JOSÉ ANTONIO LABORDETA

Desde el mismo día en que las fuerzas de Montilla auparon al gobierno al señor Zapatero, éste se puso a sus ordenes y aquel volvió a sacar la imperiosa idea de agua de “boca”, igual que en el famoso trasvase Pirineo oriental, que querían llevar a cabo en los días tristes de un señor que mandaba en Madrid.

Para empezar Zapatero se cargó a la señora Narbona porque ésta le recordó que su gobierno se había comprometido con un no rotundo a los trasvases. Y no solo acabó con la persona sino también con la Institución: Adiós al Ministerio de Medio Ambiente cuando la gente empezaba a tener conciencia del cambio climático y de la necesidad del respeto total con la naturaleza y con el medio ambiente.

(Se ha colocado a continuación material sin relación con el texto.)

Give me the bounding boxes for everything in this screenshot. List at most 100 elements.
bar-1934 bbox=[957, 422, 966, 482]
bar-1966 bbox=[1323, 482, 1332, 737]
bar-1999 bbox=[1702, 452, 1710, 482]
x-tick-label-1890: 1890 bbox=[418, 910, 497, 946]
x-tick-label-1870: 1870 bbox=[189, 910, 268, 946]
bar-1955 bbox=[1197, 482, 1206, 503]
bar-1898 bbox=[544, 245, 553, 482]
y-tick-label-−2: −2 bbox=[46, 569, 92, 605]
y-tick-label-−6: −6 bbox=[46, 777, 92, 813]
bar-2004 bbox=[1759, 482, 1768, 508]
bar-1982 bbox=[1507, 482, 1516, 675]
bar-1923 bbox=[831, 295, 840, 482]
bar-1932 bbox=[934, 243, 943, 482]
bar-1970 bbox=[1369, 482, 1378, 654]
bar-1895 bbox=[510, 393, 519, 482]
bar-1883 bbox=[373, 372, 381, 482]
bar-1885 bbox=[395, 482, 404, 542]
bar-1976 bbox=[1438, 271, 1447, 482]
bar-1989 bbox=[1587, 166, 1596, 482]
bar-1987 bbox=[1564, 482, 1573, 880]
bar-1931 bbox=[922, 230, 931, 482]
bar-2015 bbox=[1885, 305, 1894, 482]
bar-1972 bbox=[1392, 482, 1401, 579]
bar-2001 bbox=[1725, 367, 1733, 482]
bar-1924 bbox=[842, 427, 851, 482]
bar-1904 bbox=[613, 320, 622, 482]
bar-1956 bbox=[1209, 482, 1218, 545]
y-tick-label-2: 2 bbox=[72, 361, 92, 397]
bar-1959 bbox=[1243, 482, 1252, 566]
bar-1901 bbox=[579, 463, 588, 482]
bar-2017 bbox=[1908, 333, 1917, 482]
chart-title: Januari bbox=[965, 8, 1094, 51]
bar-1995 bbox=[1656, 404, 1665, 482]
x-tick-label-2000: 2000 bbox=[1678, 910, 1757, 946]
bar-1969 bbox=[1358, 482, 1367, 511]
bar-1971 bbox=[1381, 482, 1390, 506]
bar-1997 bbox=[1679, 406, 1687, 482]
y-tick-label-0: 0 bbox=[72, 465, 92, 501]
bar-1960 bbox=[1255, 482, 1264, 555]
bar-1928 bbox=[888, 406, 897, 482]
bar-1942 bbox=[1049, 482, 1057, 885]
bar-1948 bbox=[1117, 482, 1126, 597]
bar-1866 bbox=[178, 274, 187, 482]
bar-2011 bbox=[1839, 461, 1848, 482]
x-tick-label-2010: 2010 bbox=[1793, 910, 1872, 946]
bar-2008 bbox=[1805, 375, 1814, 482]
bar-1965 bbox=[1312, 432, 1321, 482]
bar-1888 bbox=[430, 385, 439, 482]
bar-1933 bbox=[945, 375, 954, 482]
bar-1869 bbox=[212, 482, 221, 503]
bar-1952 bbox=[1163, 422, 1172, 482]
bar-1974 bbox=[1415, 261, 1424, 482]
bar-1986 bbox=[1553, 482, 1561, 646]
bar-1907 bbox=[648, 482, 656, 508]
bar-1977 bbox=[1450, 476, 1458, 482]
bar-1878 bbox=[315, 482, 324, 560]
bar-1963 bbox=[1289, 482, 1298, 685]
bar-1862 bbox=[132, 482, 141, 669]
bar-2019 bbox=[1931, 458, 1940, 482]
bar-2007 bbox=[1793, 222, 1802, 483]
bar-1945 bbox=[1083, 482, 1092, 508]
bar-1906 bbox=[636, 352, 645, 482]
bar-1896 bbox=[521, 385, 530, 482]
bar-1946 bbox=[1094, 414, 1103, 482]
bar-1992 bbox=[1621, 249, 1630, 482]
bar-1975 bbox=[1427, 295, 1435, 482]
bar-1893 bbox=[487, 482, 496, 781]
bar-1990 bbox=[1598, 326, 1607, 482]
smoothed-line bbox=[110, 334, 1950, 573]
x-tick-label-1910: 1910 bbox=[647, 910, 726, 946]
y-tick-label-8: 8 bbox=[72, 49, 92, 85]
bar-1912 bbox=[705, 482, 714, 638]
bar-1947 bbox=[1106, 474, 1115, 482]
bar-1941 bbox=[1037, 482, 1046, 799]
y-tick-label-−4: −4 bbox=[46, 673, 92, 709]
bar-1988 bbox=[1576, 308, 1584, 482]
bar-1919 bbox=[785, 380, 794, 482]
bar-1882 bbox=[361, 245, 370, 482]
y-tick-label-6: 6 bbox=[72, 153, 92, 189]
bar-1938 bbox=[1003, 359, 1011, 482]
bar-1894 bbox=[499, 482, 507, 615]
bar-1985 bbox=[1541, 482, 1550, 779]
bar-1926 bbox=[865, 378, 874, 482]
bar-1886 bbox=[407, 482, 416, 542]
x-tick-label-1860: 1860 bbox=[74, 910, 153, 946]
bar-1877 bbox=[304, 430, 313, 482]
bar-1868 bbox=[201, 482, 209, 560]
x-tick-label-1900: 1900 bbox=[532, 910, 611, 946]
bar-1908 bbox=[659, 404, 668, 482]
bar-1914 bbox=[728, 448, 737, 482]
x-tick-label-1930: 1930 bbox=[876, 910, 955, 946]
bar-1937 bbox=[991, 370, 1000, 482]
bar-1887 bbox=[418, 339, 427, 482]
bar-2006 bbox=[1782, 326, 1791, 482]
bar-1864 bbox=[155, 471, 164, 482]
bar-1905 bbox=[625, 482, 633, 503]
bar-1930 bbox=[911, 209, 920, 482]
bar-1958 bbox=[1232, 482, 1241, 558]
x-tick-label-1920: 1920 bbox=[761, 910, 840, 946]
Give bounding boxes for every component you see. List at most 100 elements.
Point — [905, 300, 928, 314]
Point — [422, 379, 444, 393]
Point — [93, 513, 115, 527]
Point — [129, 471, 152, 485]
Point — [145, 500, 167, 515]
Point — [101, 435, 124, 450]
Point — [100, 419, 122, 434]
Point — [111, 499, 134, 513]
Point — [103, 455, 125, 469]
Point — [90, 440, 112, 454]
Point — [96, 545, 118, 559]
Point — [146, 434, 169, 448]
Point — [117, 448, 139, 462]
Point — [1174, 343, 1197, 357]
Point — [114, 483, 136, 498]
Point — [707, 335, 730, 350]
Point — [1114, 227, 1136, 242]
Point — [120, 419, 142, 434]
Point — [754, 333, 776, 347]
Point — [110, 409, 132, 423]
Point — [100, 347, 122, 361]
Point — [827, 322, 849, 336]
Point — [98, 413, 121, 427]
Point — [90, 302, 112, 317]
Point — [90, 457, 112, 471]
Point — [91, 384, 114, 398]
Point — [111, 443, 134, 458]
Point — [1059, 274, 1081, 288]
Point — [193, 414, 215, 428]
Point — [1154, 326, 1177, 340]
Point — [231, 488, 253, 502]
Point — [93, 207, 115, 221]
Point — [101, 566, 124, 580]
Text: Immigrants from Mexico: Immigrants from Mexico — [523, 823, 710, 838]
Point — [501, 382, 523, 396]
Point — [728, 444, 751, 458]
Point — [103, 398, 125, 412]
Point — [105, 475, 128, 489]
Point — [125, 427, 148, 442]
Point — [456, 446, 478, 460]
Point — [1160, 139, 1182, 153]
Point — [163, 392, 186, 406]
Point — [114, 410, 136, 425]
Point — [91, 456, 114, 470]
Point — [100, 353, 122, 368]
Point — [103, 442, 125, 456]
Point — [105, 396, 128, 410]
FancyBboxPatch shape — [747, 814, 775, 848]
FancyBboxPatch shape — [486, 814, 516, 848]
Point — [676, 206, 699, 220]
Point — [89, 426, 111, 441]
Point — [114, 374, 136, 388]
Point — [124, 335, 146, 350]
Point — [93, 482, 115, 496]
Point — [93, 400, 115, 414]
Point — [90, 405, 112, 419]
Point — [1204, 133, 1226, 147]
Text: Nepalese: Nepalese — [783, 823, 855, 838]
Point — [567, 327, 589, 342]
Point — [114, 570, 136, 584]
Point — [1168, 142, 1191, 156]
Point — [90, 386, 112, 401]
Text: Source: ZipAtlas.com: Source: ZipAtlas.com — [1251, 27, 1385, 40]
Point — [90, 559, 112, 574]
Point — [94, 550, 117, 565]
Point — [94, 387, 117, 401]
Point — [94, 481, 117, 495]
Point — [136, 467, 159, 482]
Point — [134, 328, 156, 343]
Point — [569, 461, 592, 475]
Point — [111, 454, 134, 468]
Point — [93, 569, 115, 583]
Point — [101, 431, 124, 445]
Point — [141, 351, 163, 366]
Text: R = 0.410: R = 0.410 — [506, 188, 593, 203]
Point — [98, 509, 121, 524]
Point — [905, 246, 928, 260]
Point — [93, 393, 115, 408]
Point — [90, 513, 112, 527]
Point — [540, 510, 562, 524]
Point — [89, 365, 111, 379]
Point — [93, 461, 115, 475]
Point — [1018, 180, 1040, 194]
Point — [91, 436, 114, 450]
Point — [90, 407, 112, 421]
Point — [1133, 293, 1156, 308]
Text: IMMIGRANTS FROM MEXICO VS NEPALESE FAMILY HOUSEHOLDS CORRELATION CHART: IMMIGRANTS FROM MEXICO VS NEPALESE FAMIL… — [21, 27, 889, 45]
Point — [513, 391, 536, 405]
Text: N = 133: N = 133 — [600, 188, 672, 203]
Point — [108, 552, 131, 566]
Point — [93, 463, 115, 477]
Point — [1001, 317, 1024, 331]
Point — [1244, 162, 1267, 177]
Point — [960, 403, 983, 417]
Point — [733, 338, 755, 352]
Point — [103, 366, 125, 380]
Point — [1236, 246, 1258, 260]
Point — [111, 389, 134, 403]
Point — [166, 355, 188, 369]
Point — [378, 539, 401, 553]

En medio de este triste rifi rafe político, la  Virgen del Pilar, que nunca nos abandona a los aragoneses, consiguió abrir las tajaderas del cielo y en Cataluña ha caído tal cantidad de agua que aquel triunfo del señor Baltasar-¡vaya mierda de ecologista!- se ha hundido y todos empiezan a pensar que de aquel trasvase, porque es trasvase, que quería aparentar un triunfo de la Generalitat sobre el centralismo jacobino, es mejor no hablar y dejarlo para más adelante.

Mientras tanto aquí, en mi tierra, el caballero de la triste figura mas conocido como Marcelino Iglesias, recibía una de esas hostias que hacen temblar a cualquiera y te despierta para comprender que tú no pintas nada y que de aquel Estatuto, que tanto protegían, solo quedan las cenizas de una estupidez, defendida por PP, IU, PSOE y PAR . Todos disimulando. Como si la guerra no fuese con ellos.